Overlay of Inverted JPY Pairs & US10Y Bond Yield (Black Line): 1-Hour Forex Chart
Overlay of Inverted JPY Pairs & US10Y Bond Yield (Black Line): 1-Hour Forex Chart

As usual, JPY pairs were roughly tracking bond yields. And since bond yields are lower for the week, the yen got a bullish boost.

And according to market analysts, bond yields are down in the dumps because of safe-haven demand for bonds due to risk aversion in the run-up to the FOMC statement, as well as risk aversion because of the FOMC statement, although year-end portfolio balancing was also cited.

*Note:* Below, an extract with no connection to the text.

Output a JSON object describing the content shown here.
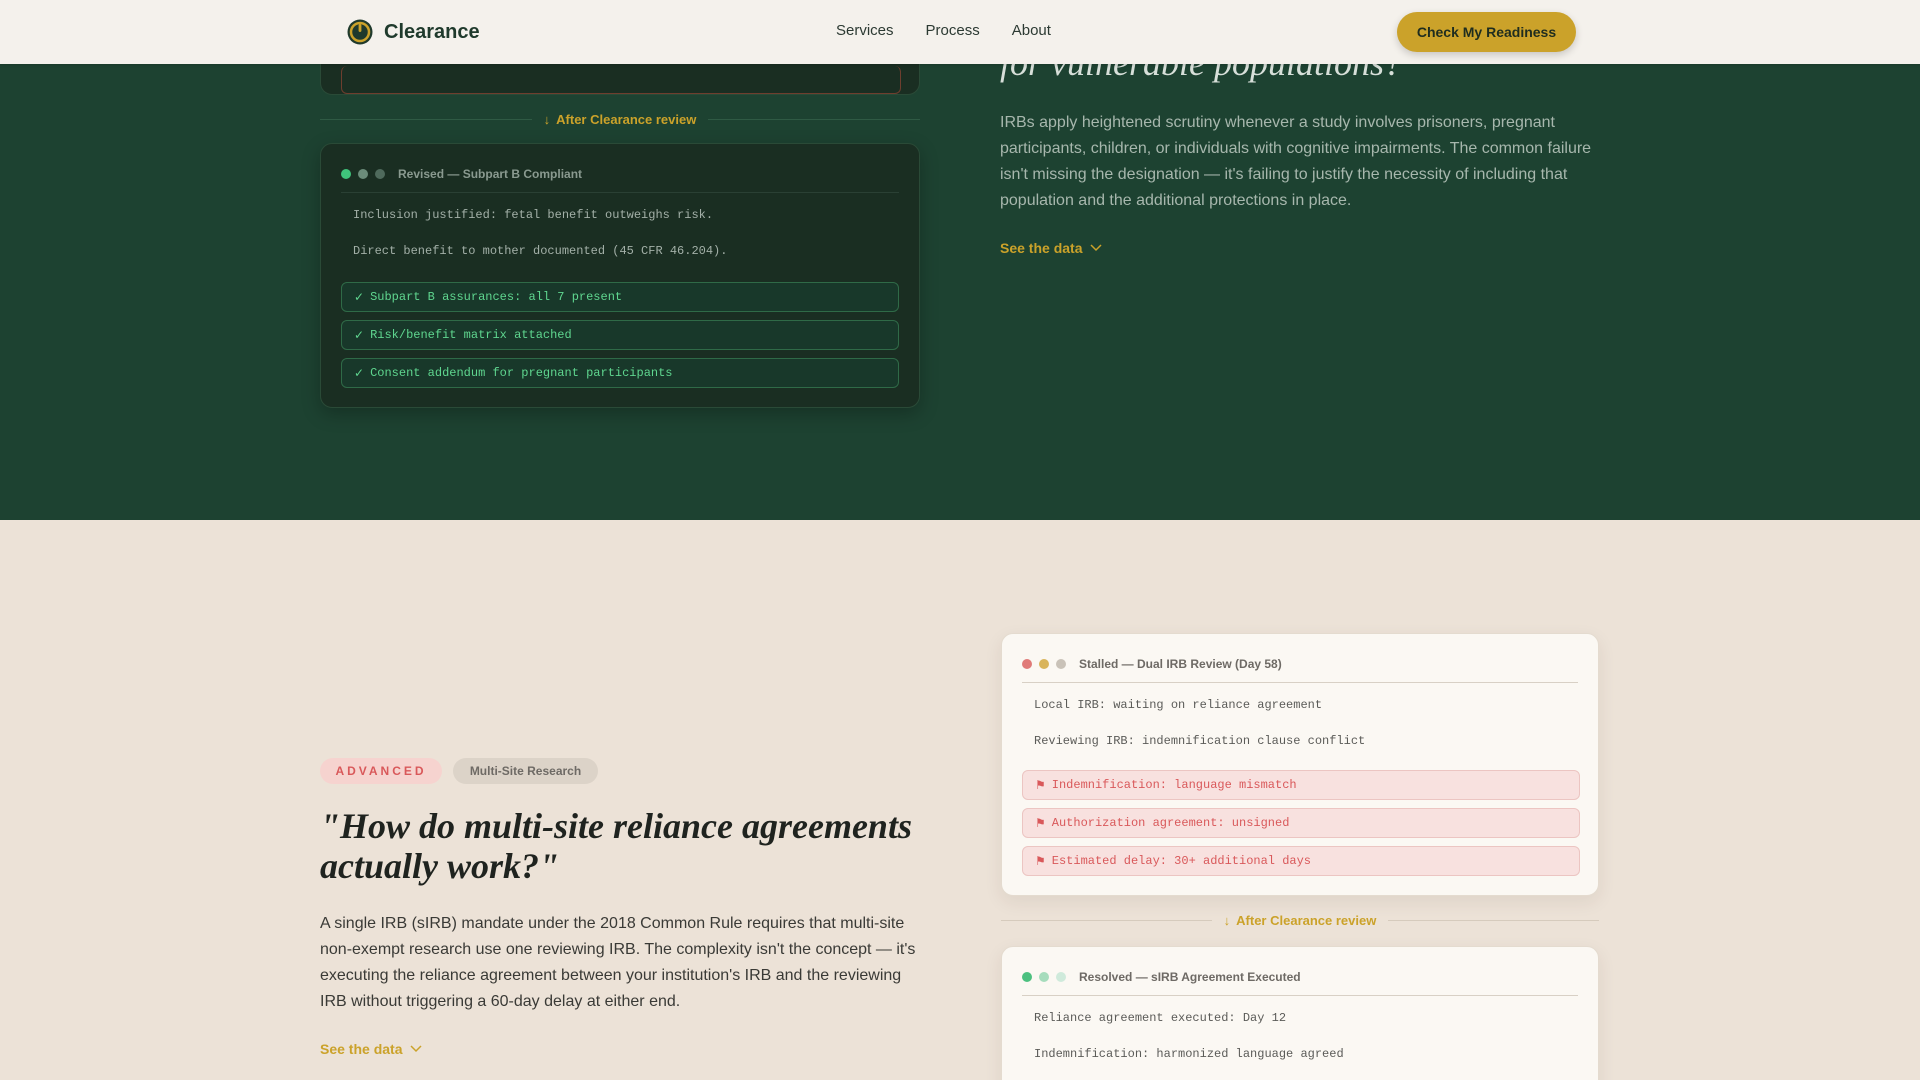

Speaking of risk aversion, the prevalence of risk aversion this week also very likely helped to fuel demand for the yen.

In particular, rumors that the U.S. Department of Justice (DOJ) was planning to indict two Chinese hackers who are allegedly linked to the Chinese government, appear to have spurred demand for the yen, causing most JPY pairs to decouple from recovering bond yields on Thursday.

By the way, those rumors were true since the DOJ did just that.

Other than that, fears of a potential U.S. government shutdown began to grow during Thursday’s U.S. session, which likely fueled safe-haven demand for the yen as well.

And as a side note, the BOJ delivered its latest monetary policy decision during Thursday’s Asian session, but that was a dud since the BOJ didn’t really say anything essentially new.

BOJ Shogun’s presser was also practically a dud since he said the usual stuff, such as the BOJ’s optimistic outlook on the Japanese economy and the BOJ’s neutral stance, as well as the BOJ’s mantra that:

“There is no need to exit easy policy and it’s too early to debate a strategy now.”

The only thing that’s somewhat new is that Kuroda openly said that:

“If we think doing so would be necessary to sustain the momentum for achieving our price target, we will ease monetary policy further as appropriate.”

“Options include cutting the short-term interest rate target, lowering the long-term yield target, ramping up asset buying and accelerating the pace of increase in base money. Should the need arise, we will take steps as appropriate.”

However, Kuroda kept stressing that there’s no need to ease monetary policy any further, which is why the BOJ is maintaining its neutral stance (and why the event was a dud).